Joining a growing list of manufacturers cutting costs and subsequently staff, Nissan has just announced it will cut 20,000 jobs worldwide, or about 8.5% of its global workforce.
The Japanese giant blames the sharp fall in sales and the glooming world economy as the reason. Nissan expects to lose about 265bn yen ($4.3bn) in the current financial year.
Once the saviour of Nissan and a national hero in Japan, chief executive Carlos Ghosn publicly stated the the firm’s “worst assumptions on the state of the global economy have been met or exceeded. The global auto industry is in turmoil. Nissan is no exception.”
The 20,000 jobs are expected to go between March 2009 and March 2010, this will leave Nissan with 215,000 staff from 235,000. There is no confirmation as to which plants will be affected, although as reported last month Nissan Australia has already cut 50 jobs. The company is also planing to cut working hours for ongoing staff.

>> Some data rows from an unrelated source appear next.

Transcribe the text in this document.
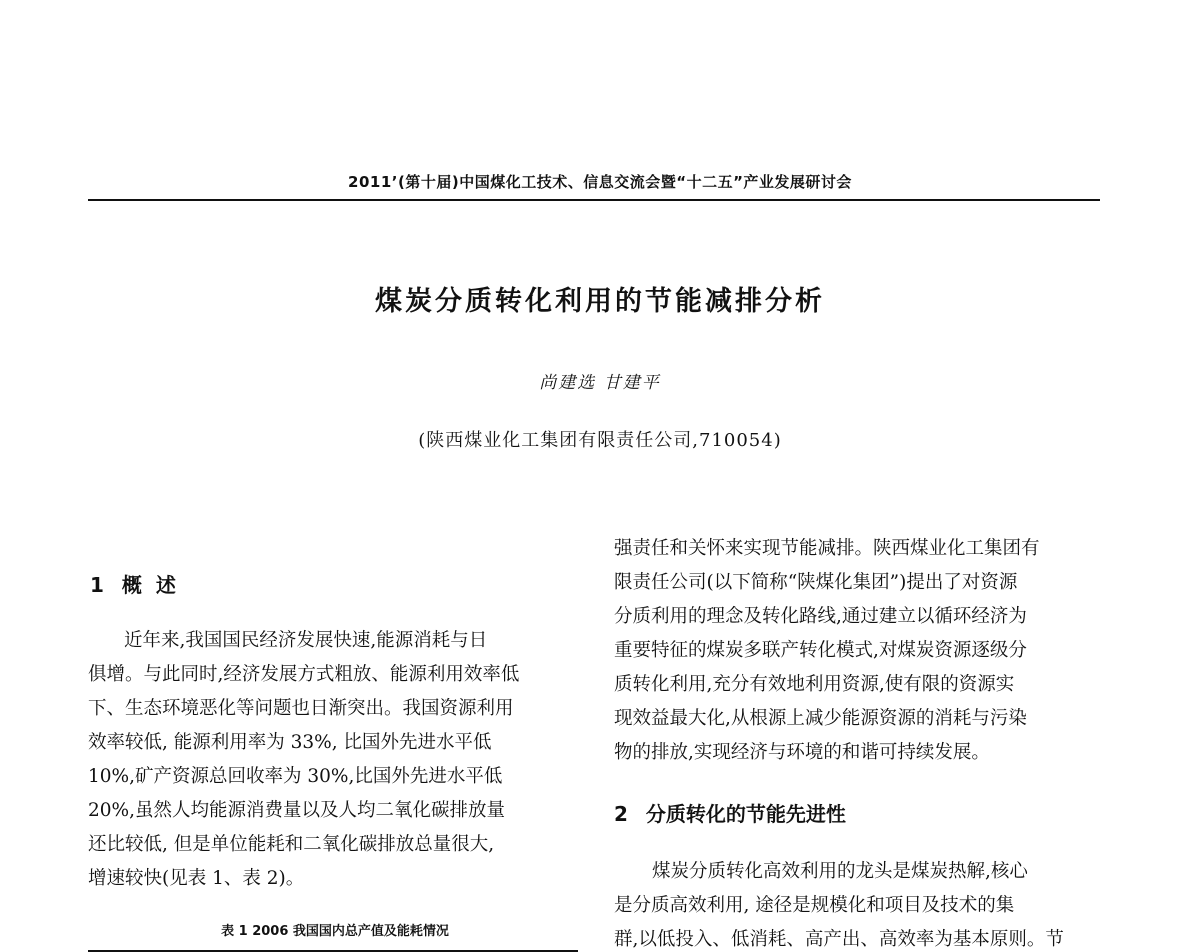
2011’(第十届)中国煤化工技术、信息交流会暨“十二五”产业发展研讨会
煤炭分质转化利用的节能减排分析
尚建选 甘建平
(陕西煤业化工集团有限责任公司,710054)
1 概述
近年来,我国国民经济发展快速,能源消耗与日
俱增。与此同时,经济发展方式粗放、能源利用效率低
下、生态环境恶化等问题也日渐突出。我国资源利用
效率较低, 能源利用率为 33%, 比国外先进水平低
10%,矿产资源总回收率为 30%,比国外先进水平低
20%,虽然人均能源消费量以及人均二氧化碳排放量
还比较低, 但是单位能耗和二氧化碳排放总量很大,
增速较快(见表 1、表 2)。
表 1 2006 我国国内总产值及能耗情况
强责任和关怀来实现节能减排。陕西煤业化工集团有
限责任公司(以下简称“陕煤化集团”)提出了对资源
分质利用的理念及转化路线,通过建立以循环经济为
重要特征的煤炭多联产转化模式,对煤炭资源逐级分
质转化利用,充分有效地利用资源,使有限的资源实
现效益最大化,从根源上减少能源资源的消耗与污染
物的排放,实现经济与环境的和谐可持续发展。
2 分质转化的节能先进性
煤炭分质转化高效利用的龙头是煤炭热解,核心
是分质高效利用, 途径是规模化和项目及技术的集
群,以低投入、低消耗、高产出、高效率为基本原则。节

The news comes amid an 18.6% sales decline for the brand during October-December last year. As a result, Nissan lost 83.2bn yen ($1.37 billion), compared with a 132.2bn ($2.17 billion) profit a year earlier.
Apart from the 20,000 workers set to lose their income, Nissan is expected to suffer a credibility dint in its home country.
So far this year the majority of car companies have taken steps in reducing staff and output as the doom-gloom sales decline becomes a reality.